Objectives: This study sought to define 1) the risk of sudden death after operation for common congenital heart defects; and 2) factors associated with an increased risk of sudden death.
Background: Although the prognosis for patients with congenital heart defects is improved by surgical treatment, they remain at a well recognized but poorly defined risk of late sudden death.
Methods: This population-based study evaluated all patients < 19 years old undergoing surgical treatment of common forms of congenital heart disease in the state of Oregon between 1958 and 1996. Patients were identified retrospectively through 1958, with prospective biannual follow-up beginning in 1982. The incidence and cause of late sudden death were evaluated for 3,589 patients surviving operation for the following defects: atrial, ventricular and atrioventricular septal defects; patent ductus arteriosus; pulmonary stenosis; aortic stenosis; coarctation of the aorta; tetralogy of Fallot; and D-transposition of the great arteries.

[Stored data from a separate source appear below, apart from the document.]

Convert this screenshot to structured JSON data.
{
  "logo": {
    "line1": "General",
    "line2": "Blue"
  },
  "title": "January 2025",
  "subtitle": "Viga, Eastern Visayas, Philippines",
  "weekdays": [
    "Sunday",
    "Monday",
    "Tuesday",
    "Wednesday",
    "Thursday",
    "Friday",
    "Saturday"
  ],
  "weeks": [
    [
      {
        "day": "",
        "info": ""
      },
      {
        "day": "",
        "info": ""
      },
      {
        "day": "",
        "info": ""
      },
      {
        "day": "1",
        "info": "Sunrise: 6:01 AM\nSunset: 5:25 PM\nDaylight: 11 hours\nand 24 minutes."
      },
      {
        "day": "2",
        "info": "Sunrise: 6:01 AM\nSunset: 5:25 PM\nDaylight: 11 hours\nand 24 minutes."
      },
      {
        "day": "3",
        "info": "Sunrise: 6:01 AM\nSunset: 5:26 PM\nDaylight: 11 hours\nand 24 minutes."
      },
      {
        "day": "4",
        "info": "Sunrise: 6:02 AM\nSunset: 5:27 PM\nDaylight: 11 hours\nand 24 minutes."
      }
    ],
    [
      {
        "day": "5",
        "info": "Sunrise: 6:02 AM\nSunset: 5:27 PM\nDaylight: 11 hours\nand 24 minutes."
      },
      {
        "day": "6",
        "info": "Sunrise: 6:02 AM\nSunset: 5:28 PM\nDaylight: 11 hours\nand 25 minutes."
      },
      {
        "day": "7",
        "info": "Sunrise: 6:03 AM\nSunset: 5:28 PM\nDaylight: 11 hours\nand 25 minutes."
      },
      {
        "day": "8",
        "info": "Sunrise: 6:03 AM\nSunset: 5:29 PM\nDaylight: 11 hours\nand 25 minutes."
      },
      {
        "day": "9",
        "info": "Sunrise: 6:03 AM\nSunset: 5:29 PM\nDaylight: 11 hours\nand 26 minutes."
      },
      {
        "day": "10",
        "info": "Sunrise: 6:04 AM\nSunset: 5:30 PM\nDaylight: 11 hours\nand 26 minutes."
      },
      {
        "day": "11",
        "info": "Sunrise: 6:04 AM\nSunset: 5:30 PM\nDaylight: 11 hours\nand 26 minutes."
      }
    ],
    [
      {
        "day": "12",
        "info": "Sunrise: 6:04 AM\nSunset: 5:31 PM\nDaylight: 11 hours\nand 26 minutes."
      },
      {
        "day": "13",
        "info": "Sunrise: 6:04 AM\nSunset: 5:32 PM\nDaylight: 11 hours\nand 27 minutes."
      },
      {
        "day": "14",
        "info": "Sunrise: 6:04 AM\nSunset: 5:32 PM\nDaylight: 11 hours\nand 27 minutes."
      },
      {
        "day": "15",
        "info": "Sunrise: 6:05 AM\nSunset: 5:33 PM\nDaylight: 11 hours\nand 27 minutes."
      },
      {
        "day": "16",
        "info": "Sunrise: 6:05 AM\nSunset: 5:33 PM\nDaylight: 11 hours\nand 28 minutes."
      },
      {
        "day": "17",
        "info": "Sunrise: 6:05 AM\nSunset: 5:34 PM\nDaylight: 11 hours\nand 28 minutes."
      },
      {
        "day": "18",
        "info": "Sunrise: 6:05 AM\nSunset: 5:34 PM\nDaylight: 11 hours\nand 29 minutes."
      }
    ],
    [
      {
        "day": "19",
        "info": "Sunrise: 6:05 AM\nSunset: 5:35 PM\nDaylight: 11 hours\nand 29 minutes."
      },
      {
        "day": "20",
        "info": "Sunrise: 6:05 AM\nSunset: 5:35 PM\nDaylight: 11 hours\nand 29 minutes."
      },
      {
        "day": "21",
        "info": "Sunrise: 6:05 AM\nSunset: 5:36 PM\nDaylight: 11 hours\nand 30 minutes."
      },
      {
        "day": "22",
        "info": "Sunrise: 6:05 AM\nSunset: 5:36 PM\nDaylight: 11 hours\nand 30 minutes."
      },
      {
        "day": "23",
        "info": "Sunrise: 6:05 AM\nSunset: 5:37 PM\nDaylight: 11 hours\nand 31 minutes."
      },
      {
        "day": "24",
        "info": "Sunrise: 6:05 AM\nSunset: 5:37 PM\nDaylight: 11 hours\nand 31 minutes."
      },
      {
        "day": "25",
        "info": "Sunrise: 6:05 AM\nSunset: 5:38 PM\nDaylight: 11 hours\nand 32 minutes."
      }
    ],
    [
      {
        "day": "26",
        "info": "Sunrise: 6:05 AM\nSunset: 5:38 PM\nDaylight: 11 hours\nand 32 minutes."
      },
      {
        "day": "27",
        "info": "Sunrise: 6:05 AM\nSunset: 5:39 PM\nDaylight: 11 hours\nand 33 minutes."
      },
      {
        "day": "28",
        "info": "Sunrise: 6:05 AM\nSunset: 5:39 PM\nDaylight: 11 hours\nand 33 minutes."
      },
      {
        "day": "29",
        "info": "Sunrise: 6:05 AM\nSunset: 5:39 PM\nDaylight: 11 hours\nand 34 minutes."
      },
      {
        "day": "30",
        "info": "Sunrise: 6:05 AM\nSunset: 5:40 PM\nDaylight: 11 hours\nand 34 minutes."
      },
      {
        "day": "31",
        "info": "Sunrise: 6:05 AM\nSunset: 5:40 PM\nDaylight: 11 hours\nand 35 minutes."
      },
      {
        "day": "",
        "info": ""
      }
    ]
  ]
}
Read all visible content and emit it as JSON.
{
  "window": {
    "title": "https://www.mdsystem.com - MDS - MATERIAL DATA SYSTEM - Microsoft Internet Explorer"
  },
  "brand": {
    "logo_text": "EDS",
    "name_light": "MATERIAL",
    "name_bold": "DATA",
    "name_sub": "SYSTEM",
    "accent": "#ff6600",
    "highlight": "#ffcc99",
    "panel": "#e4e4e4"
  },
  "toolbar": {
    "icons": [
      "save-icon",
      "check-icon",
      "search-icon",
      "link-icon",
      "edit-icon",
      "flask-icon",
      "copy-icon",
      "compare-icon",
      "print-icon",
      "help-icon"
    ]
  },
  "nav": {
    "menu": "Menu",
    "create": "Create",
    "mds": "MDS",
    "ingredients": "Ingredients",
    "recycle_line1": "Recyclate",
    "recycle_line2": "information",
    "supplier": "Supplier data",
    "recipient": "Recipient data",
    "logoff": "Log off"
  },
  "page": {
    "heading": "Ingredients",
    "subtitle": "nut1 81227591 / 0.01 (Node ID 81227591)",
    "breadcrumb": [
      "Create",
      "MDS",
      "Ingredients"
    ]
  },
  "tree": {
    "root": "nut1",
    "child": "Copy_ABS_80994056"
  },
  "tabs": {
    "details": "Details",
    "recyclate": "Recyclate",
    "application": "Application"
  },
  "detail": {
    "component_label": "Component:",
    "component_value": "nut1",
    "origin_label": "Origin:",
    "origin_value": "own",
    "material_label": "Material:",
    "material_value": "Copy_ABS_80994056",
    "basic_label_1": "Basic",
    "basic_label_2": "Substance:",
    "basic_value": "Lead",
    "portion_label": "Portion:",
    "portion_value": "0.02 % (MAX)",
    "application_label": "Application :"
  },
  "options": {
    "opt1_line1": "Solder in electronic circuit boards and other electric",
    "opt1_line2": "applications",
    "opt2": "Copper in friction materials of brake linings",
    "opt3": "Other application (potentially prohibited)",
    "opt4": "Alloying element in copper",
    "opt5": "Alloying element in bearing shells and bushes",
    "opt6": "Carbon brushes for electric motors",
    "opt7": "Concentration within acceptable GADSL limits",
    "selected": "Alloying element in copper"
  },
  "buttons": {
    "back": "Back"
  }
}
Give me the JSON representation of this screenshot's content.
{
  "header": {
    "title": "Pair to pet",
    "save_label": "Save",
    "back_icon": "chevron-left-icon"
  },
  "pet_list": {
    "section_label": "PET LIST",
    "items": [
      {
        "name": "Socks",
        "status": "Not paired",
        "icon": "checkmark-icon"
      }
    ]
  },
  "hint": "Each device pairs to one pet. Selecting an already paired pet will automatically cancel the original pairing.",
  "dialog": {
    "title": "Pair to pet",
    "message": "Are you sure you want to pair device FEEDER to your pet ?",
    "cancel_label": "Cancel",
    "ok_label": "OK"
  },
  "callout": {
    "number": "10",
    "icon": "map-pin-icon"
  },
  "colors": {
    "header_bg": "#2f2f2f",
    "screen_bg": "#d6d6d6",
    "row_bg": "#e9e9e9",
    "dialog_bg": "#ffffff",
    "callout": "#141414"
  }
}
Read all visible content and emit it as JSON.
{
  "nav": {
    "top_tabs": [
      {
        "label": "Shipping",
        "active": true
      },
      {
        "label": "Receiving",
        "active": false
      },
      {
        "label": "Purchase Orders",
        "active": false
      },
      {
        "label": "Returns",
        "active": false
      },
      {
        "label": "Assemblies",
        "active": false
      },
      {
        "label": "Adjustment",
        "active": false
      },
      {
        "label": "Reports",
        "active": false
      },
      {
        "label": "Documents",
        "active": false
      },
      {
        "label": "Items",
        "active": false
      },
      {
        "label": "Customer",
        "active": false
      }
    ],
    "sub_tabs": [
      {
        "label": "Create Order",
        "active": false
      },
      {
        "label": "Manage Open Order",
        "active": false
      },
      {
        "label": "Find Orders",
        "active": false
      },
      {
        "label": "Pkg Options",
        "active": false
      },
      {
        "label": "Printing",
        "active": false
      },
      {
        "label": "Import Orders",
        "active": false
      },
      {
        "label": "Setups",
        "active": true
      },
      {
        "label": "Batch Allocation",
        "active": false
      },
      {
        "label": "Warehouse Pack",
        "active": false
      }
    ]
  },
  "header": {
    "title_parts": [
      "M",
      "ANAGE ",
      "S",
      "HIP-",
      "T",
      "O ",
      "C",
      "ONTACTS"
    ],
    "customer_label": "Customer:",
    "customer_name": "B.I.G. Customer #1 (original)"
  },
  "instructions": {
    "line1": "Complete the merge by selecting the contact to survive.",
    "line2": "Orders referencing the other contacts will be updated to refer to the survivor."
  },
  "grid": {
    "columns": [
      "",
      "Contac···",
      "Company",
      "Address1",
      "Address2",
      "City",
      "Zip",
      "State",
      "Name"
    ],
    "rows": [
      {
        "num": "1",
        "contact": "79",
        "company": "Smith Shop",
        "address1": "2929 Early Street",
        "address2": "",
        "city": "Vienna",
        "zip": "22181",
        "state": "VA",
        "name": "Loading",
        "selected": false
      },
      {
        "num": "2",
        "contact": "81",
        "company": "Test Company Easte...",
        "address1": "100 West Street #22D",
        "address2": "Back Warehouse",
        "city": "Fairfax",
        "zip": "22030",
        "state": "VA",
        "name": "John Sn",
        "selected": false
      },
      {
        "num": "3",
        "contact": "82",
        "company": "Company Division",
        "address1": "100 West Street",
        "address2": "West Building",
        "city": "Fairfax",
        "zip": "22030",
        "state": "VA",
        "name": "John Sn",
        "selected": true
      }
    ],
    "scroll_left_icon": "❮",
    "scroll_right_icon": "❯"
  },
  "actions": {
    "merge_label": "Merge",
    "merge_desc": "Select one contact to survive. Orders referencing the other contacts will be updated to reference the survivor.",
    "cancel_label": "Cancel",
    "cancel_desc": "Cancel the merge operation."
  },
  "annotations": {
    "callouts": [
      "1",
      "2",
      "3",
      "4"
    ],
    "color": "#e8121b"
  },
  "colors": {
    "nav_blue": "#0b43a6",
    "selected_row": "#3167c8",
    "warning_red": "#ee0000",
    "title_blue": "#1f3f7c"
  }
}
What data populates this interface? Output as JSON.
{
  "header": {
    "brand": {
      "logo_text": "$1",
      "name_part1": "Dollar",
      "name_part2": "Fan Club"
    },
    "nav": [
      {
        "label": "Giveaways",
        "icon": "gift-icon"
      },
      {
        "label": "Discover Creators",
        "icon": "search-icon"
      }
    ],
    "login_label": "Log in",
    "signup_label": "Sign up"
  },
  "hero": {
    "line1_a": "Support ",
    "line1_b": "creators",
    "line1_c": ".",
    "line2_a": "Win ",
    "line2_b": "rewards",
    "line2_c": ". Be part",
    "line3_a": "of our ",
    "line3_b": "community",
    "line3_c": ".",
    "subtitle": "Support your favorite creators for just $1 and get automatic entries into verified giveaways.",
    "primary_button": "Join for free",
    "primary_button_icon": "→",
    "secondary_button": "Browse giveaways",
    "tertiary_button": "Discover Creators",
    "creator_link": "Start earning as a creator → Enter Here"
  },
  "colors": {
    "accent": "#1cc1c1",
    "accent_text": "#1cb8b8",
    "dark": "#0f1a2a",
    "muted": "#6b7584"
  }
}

Results: There were 41 unexpected late sudden deaths during 45,857 patient-years of follow-up, an overall event rate of 1/1,118 patient-years. Thirty-seven of the 41 late sudden deaths occurred in patients with aortic stenosis, coarctation, transposition of the great arteries or tetralogy of Fallot, an event rate of 1/454 patients-years. In contrast, only four sudden deaths occurred among the other defects, an event rate of 1/7,154 patient-years (p < 0.01). The risk of late sudden death increased incrementally 20 years after operation for tetralogy of Fallot, aortic stenosis and coarctation. However, risk was not dependent on patient age at operation or surgical era. The causes of sudden death were arrhythmia in 30 patients, circulatory (embolic or aneurysm rupture) in 7 and acute heart failure in 4.
Conclusions: The risk of late sudden death for patients surviving operation for common congenital heart defects is 25 to 100 times greater than an age-matched control population. This increased risk is primarily represented by patients with cyanotic or left heart obstructive lesions. The risk of sudden death appears to be time dependent, increasing primarily after the second postoperative decade.